Causes of Cold Sores or HSV-1
HSV-1 is very common and most often small kids pick up the infection. They are more likely to get it when an adult kisses them or if they share common utensils or other things in a day care center and so on. The person suffering from HSV-1 infection does not always have symptoms of sores, but the virus remains latent in the body, without a cure. The virus moves into the nerve cells and remains dormant there, waking up every now and then leading to a recurring infection. This recurring infection could be caused by stress or fever or even sunlight or cold weather, flu and so on. The sores start recurring in the area where it first occurred and the blister then dries up after a few days, leaving behind a scab.
People having cold sores or HSV-1 should always wash their hands if they have touched the sore. They should also avoid touching their eyes afterwards.

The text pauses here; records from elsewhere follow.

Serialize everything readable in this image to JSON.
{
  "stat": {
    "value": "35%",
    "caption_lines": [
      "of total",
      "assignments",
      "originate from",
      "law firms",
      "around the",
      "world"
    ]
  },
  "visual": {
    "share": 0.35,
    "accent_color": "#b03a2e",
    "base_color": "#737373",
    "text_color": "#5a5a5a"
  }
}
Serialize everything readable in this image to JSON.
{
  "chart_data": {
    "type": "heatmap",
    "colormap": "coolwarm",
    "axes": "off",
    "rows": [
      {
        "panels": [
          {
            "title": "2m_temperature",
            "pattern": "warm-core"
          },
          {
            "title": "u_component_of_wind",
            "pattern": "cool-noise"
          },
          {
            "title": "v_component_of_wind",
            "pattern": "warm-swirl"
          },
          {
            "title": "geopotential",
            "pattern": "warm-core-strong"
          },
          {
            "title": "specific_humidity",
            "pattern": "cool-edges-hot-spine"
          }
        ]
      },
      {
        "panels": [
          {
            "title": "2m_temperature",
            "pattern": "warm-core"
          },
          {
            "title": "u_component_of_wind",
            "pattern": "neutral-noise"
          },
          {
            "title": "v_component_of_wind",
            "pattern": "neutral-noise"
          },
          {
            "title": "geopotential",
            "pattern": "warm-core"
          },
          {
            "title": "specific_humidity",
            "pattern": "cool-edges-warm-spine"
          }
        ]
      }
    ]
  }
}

The fluid in the blisters is very infectious. They should not share toothbrushes, cutlery, glasses, towels and other personal items. They should avoid kissing children and should not come into close contact with newborn babies.
This is typically caused by HSV-2, but a person having HSV-1 with cold sores can transmit the virus to another healthy person causing genital herpes. Genital Herpes is an STD and can result in sores in the genital areas. It is transmitted through sexual activities and from unprotected sex. It can also spread through the saliva and can cause sores in the mouth as well. However, the virus cannot survive outside the body, so the infection cannot be transmitted through a toilet seat or so on.